Sophie loved something I’d written. Even if she hated every other story of mine, I would never get over this feeling while hearing her gush about her favorite parts, and there were many.

“Oh shit, I need to stop,” she said before she put her hand over her mouth and giggled. “I’m fangirling all over you.”

Well, fuck. That conjured up all kinds of lurid ideas.

“It’s okay, Soph. I don’t mind. At all. It’s a huge relief. No one I’ve been friends with has ever read my work and told me what they thought. I don’t know if I was more scared about you hating it or going to therapy to be honest.” I’d freaked out about both last night switching back and forth. I was fucking exhausted.

“Aw, Reid. I would never hate your work. Even if it had been rough, I would have found something good in it.
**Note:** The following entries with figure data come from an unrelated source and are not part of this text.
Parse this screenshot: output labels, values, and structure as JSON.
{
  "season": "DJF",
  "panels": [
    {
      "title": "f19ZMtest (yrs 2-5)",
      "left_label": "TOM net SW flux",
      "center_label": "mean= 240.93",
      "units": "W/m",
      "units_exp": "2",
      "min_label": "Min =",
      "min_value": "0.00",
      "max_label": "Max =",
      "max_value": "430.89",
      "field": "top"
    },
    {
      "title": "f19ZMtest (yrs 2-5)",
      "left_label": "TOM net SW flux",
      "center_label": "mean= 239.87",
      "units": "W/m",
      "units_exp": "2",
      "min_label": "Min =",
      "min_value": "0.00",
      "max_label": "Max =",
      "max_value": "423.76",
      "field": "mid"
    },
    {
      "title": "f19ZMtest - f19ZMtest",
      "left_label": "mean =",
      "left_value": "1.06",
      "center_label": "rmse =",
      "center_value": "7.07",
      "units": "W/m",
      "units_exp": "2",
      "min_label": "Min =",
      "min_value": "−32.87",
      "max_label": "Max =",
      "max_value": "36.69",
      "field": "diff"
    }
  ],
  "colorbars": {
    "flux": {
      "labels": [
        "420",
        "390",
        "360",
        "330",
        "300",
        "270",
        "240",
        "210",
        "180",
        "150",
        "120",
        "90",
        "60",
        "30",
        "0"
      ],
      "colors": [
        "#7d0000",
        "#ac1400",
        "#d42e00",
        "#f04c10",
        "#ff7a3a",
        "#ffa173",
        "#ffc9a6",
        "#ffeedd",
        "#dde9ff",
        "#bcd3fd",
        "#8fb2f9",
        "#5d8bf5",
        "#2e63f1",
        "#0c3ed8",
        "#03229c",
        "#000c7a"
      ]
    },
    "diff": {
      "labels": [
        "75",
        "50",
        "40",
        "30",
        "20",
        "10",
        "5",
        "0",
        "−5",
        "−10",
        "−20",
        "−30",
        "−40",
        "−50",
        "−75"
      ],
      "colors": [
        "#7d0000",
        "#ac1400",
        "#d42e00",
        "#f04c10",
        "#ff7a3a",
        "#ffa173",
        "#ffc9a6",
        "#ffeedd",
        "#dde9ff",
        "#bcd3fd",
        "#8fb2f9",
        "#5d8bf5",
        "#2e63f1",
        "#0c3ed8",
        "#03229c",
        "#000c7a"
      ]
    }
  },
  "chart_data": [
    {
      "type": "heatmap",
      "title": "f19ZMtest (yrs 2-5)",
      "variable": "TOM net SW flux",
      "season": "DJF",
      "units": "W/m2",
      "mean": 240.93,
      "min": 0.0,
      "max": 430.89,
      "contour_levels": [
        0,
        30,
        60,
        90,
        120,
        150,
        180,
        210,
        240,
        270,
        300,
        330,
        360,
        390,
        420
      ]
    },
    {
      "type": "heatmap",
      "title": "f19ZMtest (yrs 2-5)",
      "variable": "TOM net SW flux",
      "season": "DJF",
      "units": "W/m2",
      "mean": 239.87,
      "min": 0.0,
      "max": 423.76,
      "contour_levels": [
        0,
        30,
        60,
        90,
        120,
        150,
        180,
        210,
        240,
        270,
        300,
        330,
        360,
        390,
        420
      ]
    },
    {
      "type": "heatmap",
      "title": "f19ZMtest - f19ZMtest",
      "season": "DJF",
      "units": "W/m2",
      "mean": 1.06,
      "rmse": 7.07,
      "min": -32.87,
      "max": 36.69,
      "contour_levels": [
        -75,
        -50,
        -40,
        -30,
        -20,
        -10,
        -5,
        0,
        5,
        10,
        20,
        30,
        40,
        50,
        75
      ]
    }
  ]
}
Promise. But I didn’t need to look. Your work is good.” She reached out and grabbed my hand, squeezing my fingers. “You’re good. And you should trust my judgment because I’m literally in grad school for writing.”

That made us both laugh.

“You have talent, Reid. You do. And if you ever wanted to share it in a different way, say, writing a book, I would love to be part of that. Or cheer you on. Whatever you need.”